Value wars among fast-food chains are heating up and now extending: MCD rolled out the $5 meal deal in June, allowing customers to pick the following items: a McDouble or McChicken sandwich or 4-piece Chicken McNuggets, a small fry, and a small soft drink. Now, the promotion runs through December.
“Together with our franchisees, we’re committed to keeping our prices as affordable as possible, which is why we’re doubling down with even more ways to save,” Joe Erlinger, President of McDonald’s USA, wrote in a statement.
Erlinger said, “The extension of the $5 Meal Deal, and the other offerings we’re announcing for our fall line-up, are just a few of the ways we’re working hard to offer great meals at a fair price.”

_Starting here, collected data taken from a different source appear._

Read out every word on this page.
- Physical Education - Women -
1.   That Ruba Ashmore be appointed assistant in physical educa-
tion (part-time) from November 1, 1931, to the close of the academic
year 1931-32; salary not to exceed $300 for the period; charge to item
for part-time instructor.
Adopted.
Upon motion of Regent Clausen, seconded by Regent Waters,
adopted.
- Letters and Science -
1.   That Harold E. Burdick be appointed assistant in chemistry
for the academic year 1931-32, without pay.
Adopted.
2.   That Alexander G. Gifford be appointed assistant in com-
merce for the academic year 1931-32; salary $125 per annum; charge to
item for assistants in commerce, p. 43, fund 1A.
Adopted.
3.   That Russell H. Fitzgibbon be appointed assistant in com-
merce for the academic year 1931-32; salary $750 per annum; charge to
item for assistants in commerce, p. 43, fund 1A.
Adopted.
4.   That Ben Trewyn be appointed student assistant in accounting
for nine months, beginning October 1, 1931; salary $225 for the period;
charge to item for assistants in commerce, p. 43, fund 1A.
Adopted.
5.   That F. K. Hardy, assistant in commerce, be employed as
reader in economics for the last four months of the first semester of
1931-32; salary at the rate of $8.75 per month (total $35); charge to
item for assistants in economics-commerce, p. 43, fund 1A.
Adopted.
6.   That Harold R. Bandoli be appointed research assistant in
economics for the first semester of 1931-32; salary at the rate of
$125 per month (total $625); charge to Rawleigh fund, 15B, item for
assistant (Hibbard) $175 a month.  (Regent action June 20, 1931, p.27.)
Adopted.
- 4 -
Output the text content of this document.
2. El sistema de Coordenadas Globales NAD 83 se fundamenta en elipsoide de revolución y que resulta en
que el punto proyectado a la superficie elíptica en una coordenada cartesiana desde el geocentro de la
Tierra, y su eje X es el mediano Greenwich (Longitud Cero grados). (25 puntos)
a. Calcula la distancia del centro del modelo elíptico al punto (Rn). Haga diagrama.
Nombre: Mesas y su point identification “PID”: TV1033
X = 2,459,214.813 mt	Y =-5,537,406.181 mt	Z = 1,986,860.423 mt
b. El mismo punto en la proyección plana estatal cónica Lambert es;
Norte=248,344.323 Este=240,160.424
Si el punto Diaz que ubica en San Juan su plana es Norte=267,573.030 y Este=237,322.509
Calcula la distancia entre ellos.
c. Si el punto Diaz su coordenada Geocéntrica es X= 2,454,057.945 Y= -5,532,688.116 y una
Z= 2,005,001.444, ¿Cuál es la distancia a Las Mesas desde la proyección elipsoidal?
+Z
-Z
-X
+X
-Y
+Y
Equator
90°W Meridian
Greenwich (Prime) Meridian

Value wars are heating up:
-
McDonald’s Admits Consumers Are Broke With Planned Reintroduction Of $5 Meal Deal
-
KFC Unveils’ Finger-Lickin Good’ Meal Deal As Value Wars Heat Up
The proliferation of meal deals by fast-food companies early this summer marks the moment low/mid-tier consumers hit a financial brick wall in the eyes of management teams. The weight of inflation and high interest rates has led to a consumer pullback in spending.
Even Dollar Tree and Dollar General have warned in recent weeks about mounting consumer pressures.
The latest consumer data shows that people have maxed out their credit cards and drained their personal savings to a record low. All of this is an ominous sign as storm clouds gather overhead.
Meanwhile, auto delinquencies have soared this summer as some consumers with those $1,000 monthly payments, likely drowning in negative equity, must choose between paying bills or putting food on the table.
Earlier this week, Goldman cited new high-frequency data that analyzed foot traffic at brick-and-mortar stores, which only showed ‘thrift trends outperforming.’
The lingering theme in the second half of this year is that low/mid-tier consumers are severely under pressure as the labor market cools and economic momentum trends in the wrong direction.